The report takes into account a study by the RAND Corporation and findings by Cal/OSHA, the U.S. Chemical Safety Board, and Chevron's own internal investigation. Its recommendations include:
- Create an Interagency Refinery Task Force by Sept. 1, 2013, housed within the California Environmental Protection Agency, to coordinate agencies' activities and carry out the recommended actions
- As directed by the Governor's Office of Emergency Services, local emergency response agencies should take a number of measures to strengthen and better coordinate emergency response efforts including the creation of refinery-specific provisions within local Hazardous Materials Emergency Response Area Plans for refinery incidents, with aligned radio communications among response officials, and required joint drills and exercises, to improve local emergency response.
- Strengthen existing regulations and develop new regulations and practices to address the underlying causes of safety problems, including inherently safer systems, periodic assessments of safety culture, complete root-cause analysis after significant accidents or releases, and accounting for human factors to manage and reduce error and improve emergency response.
- Ensure public input in developing plans for responding to emergencies involving the release of toxic chemicals.
- Improve alerts and public access to information during emergency events and enhance the presentation and availability of air monitoring information for the general public.
Action on several recommendations is already under way, including preparations to finalize the fee structure to be charged to support 15 additional Cal/OSHA inspector positions, as well as additional ancillary personnel, to review refineries and chemical plants.

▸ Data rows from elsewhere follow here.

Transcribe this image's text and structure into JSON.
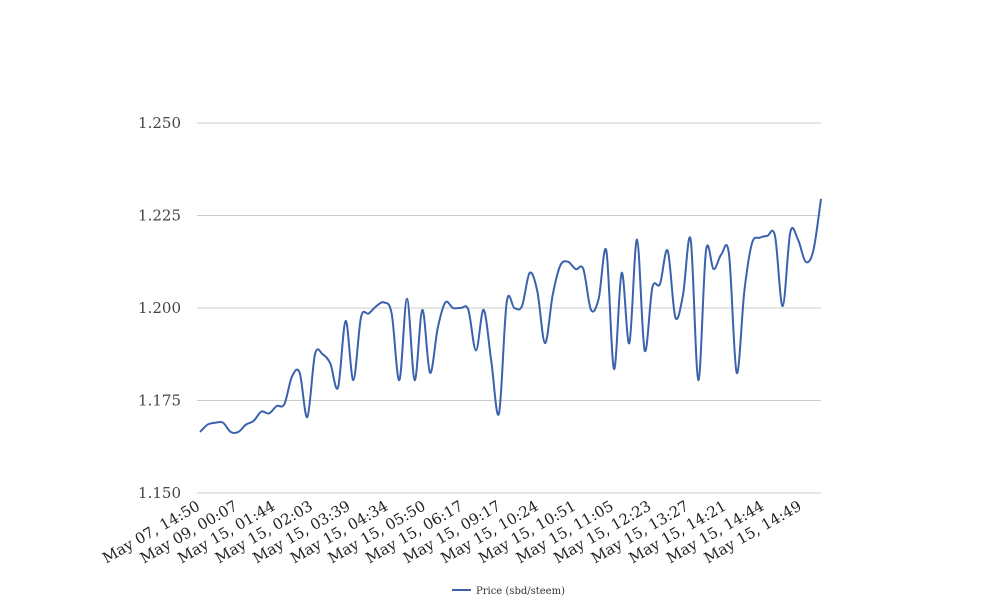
{
  "chart_data": {
    "type": "line",
    "title": "",
    "xlabel": "",
    "ylabel": "",
    "ylim": [
      1.15,
      1.25
    ],
    "yticks": [
      "1.150",
      "1.175",
      "1.200",
      "1.225",
      "1.250"
    ],
    "grid": true,
    "legend_position": "bottom",
    "x_tick_labels": [
      "May 07, 14:50",
      "May 09, 00:07",
      "May 15, 01:44",
      "May 15, 02:03",
      "May 15, 03:39",
      "May 15, 04:34",
      "May 15, 05:50",
      "May 15, 06:17",
      "May 15, 09:17",
      "May 15, 10:24",
      "May 15, 10:51",
      "May 15, 11:05",
      "May 15, 12:23",
      "May 15, 13:27",
      "May 15, 14:21",
      "May 15, 14:44",
      "May 15, 14:49"
    ],
    "series": [
      {
        "name": "Price (sbd/steem)",
        "color": "#3a62ad",
        "values": [
          1.1665,
          1.1685,
          1.169,
          1.169,
          1.1665,
          1.1665,
          1.1685,
          1.1695,
          1.172,
          1.1715,
          1.1735,
          1.174,
          1.1815,
          1.1825,
          1.1705,
          1.1875,
          1.1875,
          1.185,
          1.1785,
          1.1965,
          1.1805,
          1.1975,
          1.1985,
          1.2005,
          1.2015,
          1.1985,
          1.1805,
          1.2025,
          1.1805,
          1.1995,
          1.1825,
          1.1945,
          1.2015,
          1.2,
          1.2,
          1.1995,
          1.1885,
          1.1995,
          1.1855,
          1.1715,
          1.2015,
          1.2,
          1.2005,
          1.2095,
          1.2045,
          1.1905,
          1.2035,
          1.2115,
          1.2125,
          1.2105,
          1.2105,
          1.1995,
          1.2025,
          1.2155,
          1.1835,
          1.2095,
          1.1905,
          1.2185,
          1.1885,
          1.2055,
          1.2065,
          1.2155,
          1.1975,
          1.2035,
          1.2185,
          1.1805,
          1.2155,
          1.2105,
          1.2145,
          1.2145,
          1.1825,
          1.2045,
          1.2175,
          1.219,
          1.2195,
          1.2195,
          1.2005,
          1.2205,
          1.2185,
          1.2125,
          1.2155,
          1.2295
        ]
      }
    ]
  }
}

The California Air Resources Board, in collaboration with the California Air Pollution Control Officers Association, is releasing a developed in parallel with the Interagency Working Group’s report and focused on toxic air contaminant monitoring, intended to improve knowledge and information sharing for air data in the event of an incident.
The report also recommends enhanced enforcement and increased worker involvement in improving the methods and culture of safety at refineries.
"Getting the Interagency Refinery Task Force up and running will be our top priority," said Cal/EPA Secretary Matt Rodriquez. "We want to put the recommendations of the report into effect as soon as possible to protect worker and public safety at the state's refineries."
"The Interagency Refinery Task Force will strengthen the ability of Cal/OSHA and other state and local agencies to protect workers and communities from refinery related accidents," said Labor & Workforce Development Agency Secretary Marty Morgenstern.
"Working together we have formulated innovative strategies to improve our oversight of refinery safety," said Christine Baker, director of the Department of Industrial Relations, Cal/OSHA's parent agency. "Our recommendations are grounded in the experiences and insights of workers, labor representatives, community members, and the refinery industry."